Meta, the parent company of Facebook, has revealed an AI language model called Toolformer that can self-teach itself to use external tools, such as calculators, search engines, and calendars without sacrificing its core language modeling abilities. While language models like ChatGPT have revolutionized natural language processing, they often struggle with basic tasks like fact-checking and arithmetic.
The secret to Toolformer’s success is its ability to use APIs, which are protocols that allow different applications to communicate with each other in an automated and seamless manner. During training, researchers demonstrated to Toolformer a small set of human-written examples of how each API is used, allowing the model to annotate a large language modeling dataset with potential API calls in a “self-supervised” way without needing explicit human guidance.
Toolformer learned to predict each text-based API call as if it were any other form of text. When generating text as the result of human input, it can insert the calls when necessary. Additionally, it can determine which tool to use for the appropriate context and how to use it.
This API-calling ability enables Toolformer to use external software tools such as search engines, calculators, language translators, and factual references. For instance, Toolformer can use a calculator program to work around the limitation of large language models’ poor arithmetic skills. Alternatively, if someone wanted an LLM-based assistant to add a date to their calendar, Toolformer could handle that task using an API link to a calendar app.

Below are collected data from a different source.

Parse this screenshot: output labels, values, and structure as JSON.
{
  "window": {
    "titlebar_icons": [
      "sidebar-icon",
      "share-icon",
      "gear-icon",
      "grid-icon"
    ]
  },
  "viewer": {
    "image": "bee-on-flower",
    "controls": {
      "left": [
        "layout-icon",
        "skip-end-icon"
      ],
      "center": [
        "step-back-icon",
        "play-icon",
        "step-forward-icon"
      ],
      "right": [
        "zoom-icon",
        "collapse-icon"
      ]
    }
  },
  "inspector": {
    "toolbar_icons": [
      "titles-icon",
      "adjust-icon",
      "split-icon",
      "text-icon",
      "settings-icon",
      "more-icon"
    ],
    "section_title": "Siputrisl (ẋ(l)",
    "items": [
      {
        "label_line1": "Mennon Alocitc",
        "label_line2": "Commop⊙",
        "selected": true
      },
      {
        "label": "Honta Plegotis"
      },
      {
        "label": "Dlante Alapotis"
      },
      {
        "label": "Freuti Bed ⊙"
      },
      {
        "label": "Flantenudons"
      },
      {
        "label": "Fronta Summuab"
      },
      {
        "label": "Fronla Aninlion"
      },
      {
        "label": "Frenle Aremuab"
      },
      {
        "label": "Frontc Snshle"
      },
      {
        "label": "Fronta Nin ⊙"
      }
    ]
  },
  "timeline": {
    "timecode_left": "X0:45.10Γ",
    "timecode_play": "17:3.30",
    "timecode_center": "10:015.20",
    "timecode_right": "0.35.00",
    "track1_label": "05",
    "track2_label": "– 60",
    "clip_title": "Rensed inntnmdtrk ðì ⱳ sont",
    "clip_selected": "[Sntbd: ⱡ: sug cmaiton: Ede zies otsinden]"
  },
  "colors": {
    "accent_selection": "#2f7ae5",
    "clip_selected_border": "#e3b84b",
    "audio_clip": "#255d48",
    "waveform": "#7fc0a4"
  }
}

Toolformer is based on a pre-trained GPT-J model with 6.7 billion parameters. Experiments by researchers on various tool-using tasks have shown that Toolformer outperforms the much larger GPT-3 model, which contains 175 billion parameters.
While researchers have attempted to address the limitations of language models in the past, most approaches require large amounts of human annotations or have been limited to specific task-specific settings. In contrast, Toolformer can learn to use a range of tools in a generalized way that does not require specialized training for specific tasks.
With Toolformer, there is the potential for language models to become more versatile and reliable assistants. However, there is also the potential for them to cause harm to user data or create trouble in the outside world through APIs that they might accidentally invoke while providing an answer.
In conclusion, Toolformer represents a significant advancement in natural language processing and offers exciting possibilities for the future of AI language models.